By now the rushing sound felt like a large fan going full speed inside Bob’s head. He leaned back in his chair, curved his hand and moved it up and down in large gestures in front of his crotch. ‘Carry on, Stärk, please. Tell me more.’

He heard the sniggering from Kjos stop and glanced over at the three men watching. They looked shocked, even Hanson, whose face no longer reflected pleasure, just disgust.

Bob looked at Tony. Saw his words sinking in and knew he’d managed to pull the man down with him in his delicious, liberating free fall of rage. Tony took a step toward Bob.

‘I’m warning you, Tony,’ said Bob, his voice so quiet it sounded as if he was giving advice to a friend. ‘It will be a long time before you see your children again. You can get up to three years for assaulting a policeman in the performance of his duty.’

‘We have no children,’ said Tony.

‘Oh, but your wife is pregnant,’ said Bob with a smile. ‘I promise you. These little swimmers here...’ He pointed at his crotch.

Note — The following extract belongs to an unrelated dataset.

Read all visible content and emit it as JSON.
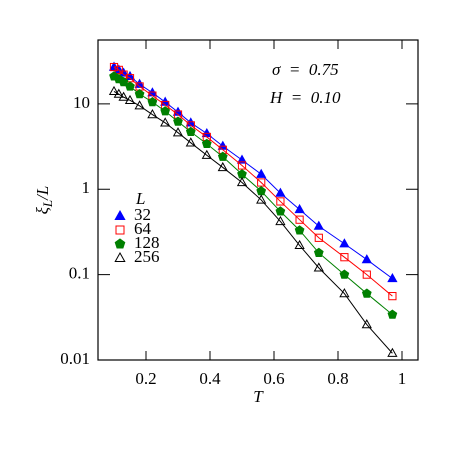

As Tony leaned across the desk and swung out at him, Bob pushed off with his feet. There was a screeching sound from the wheels of his chair as it spun across the floor. The chair came to a halt against the neighbouring desk, and Tony was coming toward him, teeth bared, right hand ready to swing again. Bob grabbed the handcuffs from the top of the pile of papers so one of the steel brackets covered his knuckles. He stood up, saw the punch coming and dipped his knees so that it struck his forehead instead of full in the face, at the same time reeling backward and lashing out with his right hand. With the difference in height the punch came up from below and there was a crunching sound as the steel crushed the bone in Tony’s nose, followed by a second punch from the same fist that hit him full in the mouth. The man stood there, swaying.

‘My teeth...’ he said, before Bob hit him again. And again. A full storm raging in his head by this time. Blood mist. Acid rain.

Bob was still swinging as Hanson and the two others pulled him off the doubled-over body. Bob saw that the man’s face was covered in blood, with blood coming from every orifice, but that didn’t calm the storm in his head, just the opposite, now was its turn to speak, and it did so in a long, piercing tirade:

‘If you can’t hold on to your wife that’s your own fault, you fucking loser! You pathetic, worthless nothing! Go hang yourself, don’t come here blaming other people! It’s your fault. Your fault!’


I was lying in bed again.

I had made a mistake.

Dante was alive. I’d hit him in the stomach, too low down. How could that have happened? I had made allowances for the fact that I was higher than my target. Was there something about the physics, something in the calculations I had got wrong? Because if that was what had happened, I needed to know. It was important. I had to understand these things. If I didn’t then I’d get it wrong again, and there was no room for that. OK, easy now, the plan was still holding. But I needed to be sharper.

I closed my eyes. Heard a child crying. Knew it was her, Anna.

Two hand grenades underneath the bed. I don’t know why I found the thought so comforting. Maybe it was the certainty that if I couldn’t sleep, all I had to do was squeeze the safety catch on one of them, pull the pin and let go, and it would all be over. Anyway, it calmed me and I felt myself falling asleep. But just as I was about to slip away the other thought came back: that lying there in the hospital he was like that Maserati of his, Marco Dante. Protected. Off-limits. I felt the surge of adrenaline again, cursed silently and turned over on my side. Tried to think about something else. Listened out for the sound of crying.